Sophos X-Ops on Nostr: At the Conference for Applied Machine Learning in Information Security (CAMLIS) ...

At the Conference for Applied Machine Learning in Information Security (CAMLIS) yesterday, SophosAI researcher Tamás Vörös presented his research on LLM salting, a novel technique to prevent LLM jailbreaks.

Many organizations are increasingly deploying LLMs with minimal customization. This widespread reuse leads to model homogeneity, from chatbots to productivity tools – and creates a security vulnerability.

Jailbreak prompts that bypass refusal mechanisms can be precomputed once and reused across many deployments. This mirrors the classic rainbow table attack, where attackers exploit shared cryptographic targets to reuse precomputed inputs.

These generalized jailbreaks are a problem because many companies have customer-facing LLMs built on top of model classes – meaning that one jailbreak could work against all the instances built on top of a given model.

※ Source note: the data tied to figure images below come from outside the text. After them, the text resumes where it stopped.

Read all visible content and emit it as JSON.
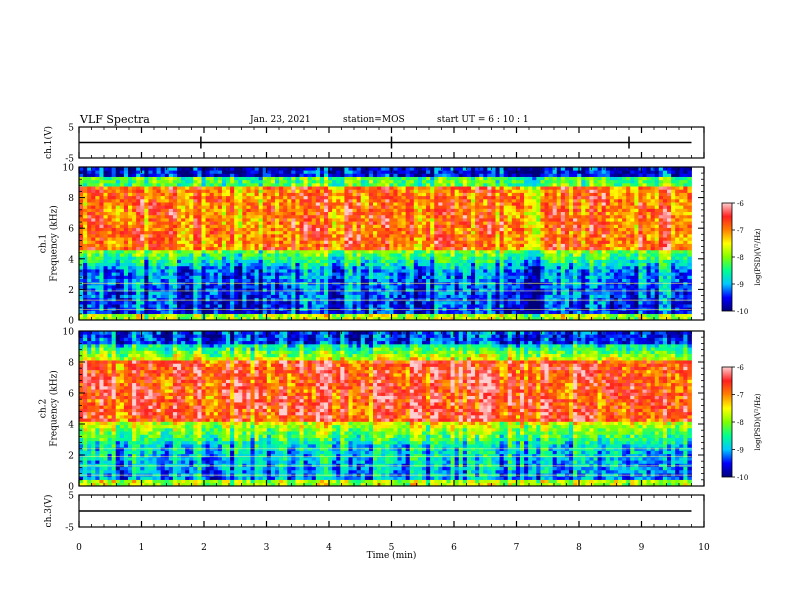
{
  "header": {
    "title": "VLF Spectra",
    "date": "Jan. 23, 2021",
    "station": "station=MOS",
    "start_ut": "start UT = 6 : 10 : 1"
  },
  "chart_data": [
    {
      "type": "line",
      "panel": "ch1-voltage",
      "ylabel": "ch.1(V)",
      "ylim": [
        -5,
        5
      ],
      "y_ticks": [
        "5",
        "-5"
      ],
      "series": [
        {
          "x": [
            0,
            9.8
          ],
          "y": [
            0,
            0
          ]
        }
      ]
    },
    {
      "type": "heatmap",
      "panel": "ch1-spectrogram",
      "ylabel": "ch.1\nFrequency (kHz)",
      "xlim": [
        0,
        9.8
      ],
      "ylim": [
        0,
        10
      ],
      "y_ticks": [
        "0",
        "2",
        "4",
        "6",
        "8",
        "10"
      ],
      "colorbar": {
        "label": "log(PSD)(V²/Hz)",
        "range": [
          -10,
          -6
        ],
        "ticks": [
          "-6",
          "-7",
          "-8",
          "-9",
          "-10"
        ]
      }
    },
    {
      "type": "heatmap",
      "panel": "ch2-spectrogram",
      "ylabel": "ch.2\nFrequency (kHz)",
      "xlim": [
        0,
        9.8
      ],
      "ylim": [
        0,
        10
      ],
      "y_ticks": [
        "0",
        "2",
        "4",
        "6",
        "8",
        "10"
      ],
      "colorbar": {
        "label": "log(PSD)(V²/Hz)",
        "range": [
          -10,
          -6
        ],
        "ticks": [
          "-6",
          "-7",
          "-8",
          "-9",
          "-10"
        ]
      }
    },
    {
      "type": "line",
      "panel": "ch3-voltage",
      "ylabel": "ch.3(V)",
      "ylim": [
        -5,
        5
      ],
      "y_ticks": [
        "5",
        "-5"
      ],
      "series": [
        {
          "x": [
            0,
            9.8
          ],
          "y": [
            0,
            0
          ]
        }
      ]
    }
  ],
  "xaxis": {
    "label": "Time (min)",
    "range": [
      0,
      10
    ],
    "ticks": [
      "0",
      "1",
      "2",
      "3",
      "4",
      "5",
      "6",
      "7",
      "8",
      "9",
      "10"
    ]
  },
  "colormap": [
    "#00007a",
    "#0000ff",
    "#00c8ff",
    "#00ff90",
    "#80ff00",
    "#ffff00",
    "#ff8000",
    "#ff2020",
    "#ffd0d0"
  ]
}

Taking inspiration from salting – the concept of introducing small per-user variations to break reuse of precomputed inputs – we developed a technique we call ‘LLM salting’: introducing targeted variations in model behavior to invalidate jailbreaks.

Building on recent work [1] identifying a subspace in model activations responsible for refusal behavior, LLM salting is a lightweight fine-tuning procedure that rotates this subspace. This ensures that jailbreaks crafted against an unsalted model don’t succeed on salted ones.